Marica Morales-Jaffes, former Chief People Officer at PayPal adds that, “Team leaders play a crucial role in creating a team atmosphere that supports women. At PayPal we found that large teams led by women had almost twice as many female members verse teams led by men. Female team leaders have the power to be role models, mentors and champions in a very direct way. And the best female leaders become magnets for other talented women to join their teams.”
For decades, the archetypical startup founder has been a variation on Mark Zuckerberg – young, smart (usually from a top school), nerdy, focused, wearing a hoodie, and, of course, male. VCs have looked at other things too, of course, like the ideas and business model on which a startup is based, but they have clung to this Zuckerbergian image and it gets reinforced with every successful company created by a founder with that image.
VCs are pattern recognizers afterall. While on paper, such VCs would prefer to make a huge profit on whatever company they invest in no matter what the founder looks like, the reality is that they don’t necessarily have the pattern recognition of what a great female CEO looks like. That’s why would-be fixes like The Rooney Rule (which requires that NFL teams interview minority candidates for open head coaching and general manager positions) don’t work. What’s the use of submitting such candidates to interviews if the hiring manager (or VC in this case) already has a fixed idea of what their dream candidate looks like?
This bias is reflected in the questions that VCs ask female founders. A 2017 study found that VCs tend to ask men questions about potential gains and ask women about the potential for losses, for instance. This was the manifestation of what the researchers called a “promotion” orientation for male founders that focused on hopes, achievement and advancements. For women, there was a “prevention” orientation that looked at the potential for loss. As you might guess, a disparity in funding followed.
Steps toward equality
You can scream all you want about equality, but things aren’t going to change until there are more female tech founders as well as more females in other roles of leadership throughout companies. More women in leadership roles, more data points. More data points, less sampling bias. It’s that simple.
This is one of the reasons OpenView is investing our time, energy and resources into a partnership with Athena Alliance to contribute to getting more women on boards. Through our active partnership with this organization, we have created real change. Over 80 percent of the candidates we’ve suggested to our portfolio CEOs for board seats in the last year have been women. We’ve enhanced our network of top executive women who are actively engaged in discussion with our firm and our portfolio by 142 in the last year alone. And every one of our Investing Partners is personally connected to Athena, knowing that their connection to the organization and its network of powerful women is part of our strategic advantage to OpenView’s portfolio. By doing these things, we have actively created more data points of women in top leadership, and essentially re-trained our own eyes to truly recognize and engage all of the great female talent around us.
Our commitment to creating more data points with powerful women is also why OpenView launched Accelerate, which aims to match highly qualified female entrepreneurs with the resources and access needed to reach the expansion stage.
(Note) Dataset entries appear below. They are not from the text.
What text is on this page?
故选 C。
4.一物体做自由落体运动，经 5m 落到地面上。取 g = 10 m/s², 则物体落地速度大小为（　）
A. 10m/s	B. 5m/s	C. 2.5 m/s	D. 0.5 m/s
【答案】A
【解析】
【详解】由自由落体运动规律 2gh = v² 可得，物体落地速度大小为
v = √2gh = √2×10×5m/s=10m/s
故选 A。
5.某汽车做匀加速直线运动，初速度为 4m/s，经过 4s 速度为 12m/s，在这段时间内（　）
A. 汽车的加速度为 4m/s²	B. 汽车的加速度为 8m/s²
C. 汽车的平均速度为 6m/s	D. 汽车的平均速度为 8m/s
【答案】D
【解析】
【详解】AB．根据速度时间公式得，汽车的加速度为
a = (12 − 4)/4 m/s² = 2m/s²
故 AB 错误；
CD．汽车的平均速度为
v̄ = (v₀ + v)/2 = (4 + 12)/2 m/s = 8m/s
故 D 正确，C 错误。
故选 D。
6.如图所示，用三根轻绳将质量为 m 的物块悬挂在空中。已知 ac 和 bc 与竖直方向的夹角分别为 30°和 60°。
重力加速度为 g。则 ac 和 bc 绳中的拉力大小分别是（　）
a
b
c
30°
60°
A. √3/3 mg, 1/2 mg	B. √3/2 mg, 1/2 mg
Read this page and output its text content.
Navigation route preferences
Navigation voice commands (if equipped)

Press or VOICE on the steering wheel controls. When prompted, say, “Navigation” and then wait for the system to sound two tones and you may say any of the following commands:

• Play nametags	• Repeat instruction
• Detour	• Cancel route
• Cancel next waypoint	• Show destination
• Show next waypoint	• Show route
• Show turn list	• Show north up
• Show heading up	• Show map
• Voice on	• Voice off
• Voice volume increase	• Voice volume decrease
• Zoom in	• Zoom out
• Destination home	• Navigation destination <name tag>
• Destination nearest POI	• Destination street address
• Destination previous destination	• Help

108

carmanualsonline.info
The hope is that by helping more women leaders, we’ll contribute to changing the current investment archetype. If you’re a female founder with less than $1 million in annual revenues and at least five customers in the B2B SaaS space, we want to know you (learn more and apply here).
Bias is something innate in all of us. And it’s something we must all work to overcome. Small, incremental changes will help get us there, but we need to take the time to call out our own biases – conscious or not – to ask if we could and indeed should be doing more.